Monday, May 13, 2013

What folklore is (and isn't)

The precise definition of folklore is a matter of some debate among those who study it, not least because the origins of the discipline very quickly tied the definition to some assumptions which have since been seen to be incorrect. One good modern definition is that it is the study of cultural expressions which are traditional and learned informally. By this standard, folk music is of a different sort from classical music not because it differs in any musicological way - though in the modern era it certainly tends to - but because of how it is transmitted. (One could argue that many of the novel compositions heard within the modern folk revival scene are more accurately folk-inspired rather than genuine folk music.) Folk tales are passed on through the generations and change as they go, as opposed to the consciously artistic presentation of a novel, which is kept and read in its original form.

Folk culture is often collected in rural areas, which often preserve traditional culture for a longer period than cities do. This has led to the assumption that folk culture is a rural phenomenon; on the contrary, it turns out that most elements of folklore which can be traced back to their origin began in cities and towns. Because a greater degree of formal education is often given to the wealthy, folklore is usually described as being of the common people, but in fact the upper classes have their own folk customs as well. (To pick a medieval example, there's no set-in-stone list of rules for courtly love that anybody was ever formally schooled in.) Folklore is also often described as oral, but in literate societies it spreads with no loss of authenticity through a combination of oral and written sources. In fact, it's often difficult or impossible to tell which changes in a given ballad family come from the publishers of broadsheets and which arise in the oral tradition and are embraced by the written versions; similarly, many fairy tales are passed on today in written and rewritten forms, but as long as they continue to be rewritten based on the tellers' recollections of what they see as central to the tale, they stay alive within a living tradition.

Folklore is also often imagined to preserve older ways and customs, and to some extent this is true, but it is always a mistake to suppose that a folk custom of one era accurately reflects its predecessor from a previous time. It is in the nature of informal transmission for things to change, keeping much of the nature of the most recent version while innovating whatever seems most relevant to the present. Thus, in the legends surrounding King Arthur, over time Sir Kay became a fairly minor figure while Sir Lancelot (a twelfth-century introduction to the legend) became prominent and central, to the point where even those with no interest in the Middle Ages know his name as iconic of knighthood to this very day. To pick a modern example, the Abbots Bromley Horn Dance described by Cecil Sharp in 1913 is still being danced to this day, and nobody can remember ever changing how they do it, yet in a mere century it is already recognizably different from the way Sharp saw it done. On the other hand, it's certainly a continuation of a very old tradition - there is a 16th-century reference which fails to mention the antlers seen as central to the dance in its modern form, and the antlers themselves have been carbon-dated to the eleventh century.

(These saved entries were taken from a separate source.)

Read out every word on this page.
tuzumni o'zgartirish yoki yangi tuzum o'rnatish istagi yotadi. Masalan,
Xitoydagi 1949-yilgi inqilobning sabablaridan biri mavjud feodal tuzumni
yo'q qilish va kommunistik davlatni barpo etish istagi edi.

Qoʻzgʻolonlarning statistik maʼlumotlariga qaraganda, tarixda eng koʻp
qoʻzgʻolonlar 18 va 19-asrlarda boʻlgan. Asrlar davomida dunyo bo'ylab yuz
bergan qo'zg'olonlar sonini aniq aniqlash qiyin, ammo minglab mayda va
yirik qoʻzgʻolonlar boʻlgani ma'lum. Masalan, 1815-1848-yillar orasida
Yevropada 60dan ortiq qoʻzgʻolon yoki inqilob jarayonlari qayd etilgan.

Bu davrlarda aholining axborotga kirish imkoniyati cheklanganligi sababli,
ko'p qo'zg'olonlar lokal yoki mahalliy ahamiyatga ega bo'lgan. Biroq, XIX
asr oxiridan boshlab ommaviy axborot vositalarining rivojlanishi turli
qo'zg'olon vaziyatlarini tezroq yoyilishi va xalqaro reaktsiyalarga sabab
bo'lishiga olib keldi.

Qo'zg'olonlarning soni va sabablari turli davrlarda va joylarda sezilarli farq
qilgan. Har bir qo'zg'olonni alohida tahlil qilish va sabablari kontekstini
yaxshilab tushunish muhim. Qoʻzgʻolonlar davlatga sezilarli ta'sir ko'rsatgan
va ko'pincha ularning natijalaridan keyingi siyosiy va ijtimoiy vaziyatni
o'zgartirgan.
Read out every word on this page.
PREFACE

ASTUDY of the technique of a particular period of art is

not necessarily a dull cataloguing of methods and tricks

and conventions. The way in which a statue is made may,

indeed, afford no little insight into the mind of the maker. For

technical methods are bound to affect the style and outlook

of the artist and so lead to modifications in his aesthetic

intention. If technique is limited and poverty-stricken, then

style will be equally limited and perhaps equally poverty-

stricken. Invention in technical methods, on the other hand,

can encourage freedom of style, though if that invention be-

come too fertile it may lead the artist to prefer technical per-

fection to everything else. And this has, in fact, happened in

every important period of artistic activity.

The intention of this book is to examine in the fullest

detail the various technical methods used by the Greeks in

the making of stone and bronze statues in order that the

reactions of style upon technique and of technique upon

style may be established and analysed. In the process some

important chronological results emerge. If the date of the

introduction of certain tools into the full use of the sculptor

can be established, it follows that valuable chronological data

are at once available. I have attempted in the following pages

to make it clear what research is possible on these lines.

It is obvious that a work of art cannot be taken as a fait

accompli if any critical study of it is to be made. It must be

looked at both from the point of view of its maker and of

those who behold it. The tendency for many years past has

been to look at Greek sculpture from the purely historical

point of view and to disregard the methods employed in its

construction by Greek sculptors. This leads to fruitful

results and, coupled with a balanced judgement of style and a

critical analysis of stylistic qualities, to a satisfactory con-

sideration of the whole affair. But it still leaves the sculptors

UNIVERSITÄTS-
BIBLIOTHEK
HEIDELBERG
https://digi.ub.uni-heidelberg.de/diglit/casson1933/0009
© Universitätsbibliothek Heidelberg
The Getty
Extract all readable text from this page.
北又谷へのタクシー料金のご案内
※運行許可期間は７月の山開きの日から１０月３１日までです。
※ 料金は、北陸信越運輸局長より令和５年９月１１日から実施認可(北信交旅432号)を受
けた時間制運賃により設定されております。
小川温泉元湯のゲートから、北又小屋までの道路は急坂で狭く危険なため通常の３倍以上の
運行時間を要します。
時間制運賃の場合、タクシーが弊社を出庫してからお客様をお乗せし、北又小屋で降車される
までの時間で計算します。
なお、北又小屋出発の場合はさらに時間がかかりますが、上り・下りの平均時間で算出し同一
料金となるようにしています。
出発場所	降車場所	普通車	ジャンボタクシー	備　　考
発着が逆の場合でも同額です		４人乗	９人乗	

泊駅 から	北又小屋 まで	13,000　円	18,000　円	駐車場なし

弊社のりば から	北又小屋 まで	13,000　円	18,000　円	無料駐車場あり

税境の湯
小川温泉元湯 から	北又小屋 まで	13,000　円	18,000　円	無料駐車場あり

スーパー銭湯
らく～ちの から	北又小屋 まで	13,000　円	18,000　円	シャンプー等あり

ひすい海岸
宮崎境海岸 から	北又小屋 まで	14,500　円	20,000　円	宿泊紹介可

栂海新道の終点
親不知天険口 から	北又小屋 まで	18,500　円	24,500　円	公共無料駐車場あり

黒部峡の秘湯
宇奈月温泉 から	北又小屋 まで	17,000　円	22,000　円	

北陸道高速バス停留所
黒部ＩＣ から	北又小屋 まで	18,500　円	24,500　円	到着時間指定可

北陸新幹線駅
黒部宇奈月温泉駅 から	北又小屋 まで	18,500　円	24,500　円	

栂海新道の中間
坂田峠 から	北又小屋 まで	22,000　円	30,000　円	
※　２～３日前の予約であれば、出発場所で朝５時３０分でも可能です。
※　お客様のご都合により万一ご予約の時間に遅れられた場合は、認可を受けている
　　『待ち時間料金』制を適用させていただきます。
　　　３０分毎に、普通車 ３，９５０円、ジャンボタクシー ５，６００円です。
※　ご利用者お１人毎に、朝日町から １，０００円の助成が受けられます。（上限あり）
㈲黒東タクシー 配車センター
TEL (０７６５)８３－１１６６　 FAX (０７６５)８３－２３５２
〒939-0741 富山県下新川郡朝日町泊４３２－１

When folk customs cease to be a living tradition and become ossified and unchanging, they become much easier to study, but they also become far less vibrant and lose their place within the community. For this reason many modern sword and morris dancers will preface their dance notations with something along the lines of, "This is how we did this dance as of the year such-and-such, and should not be taken as a prescription for how to perform it now." This necessarily clashes with the desire to study historical folk customs in their historical context, however, as it is only when folklore is given a fixed form that we can be certain what it entails. Consequently, many of our sources for historical folklore studies consist of offhand references to a custom that is not explained in all its details. When a thorough description is given, we tend to assume it is of a quite typical example of whatever song, story, or custom it represents, which is a reasonable presumption when no compelling contrary evidence is presented but is not reliably accurate. Thus, for example, I tend to assume that Juan Luis Vives' Valencian ball game is typical of European handball in his era, despite having no earlier citations than his dialogue which even hint at anything like the laying of chases in court tennis, simply because there is little else to go on. If that rule is not in place in other related games, I don't know what is reasonable to use in its place (though there are several plausible guesses).

That said, I am of the opinion that these difficulties make the study of historical folk culture more engrossing for those willing to dive in, as it allows us a glimpse, however small, of the everyday life people led in bygone eras.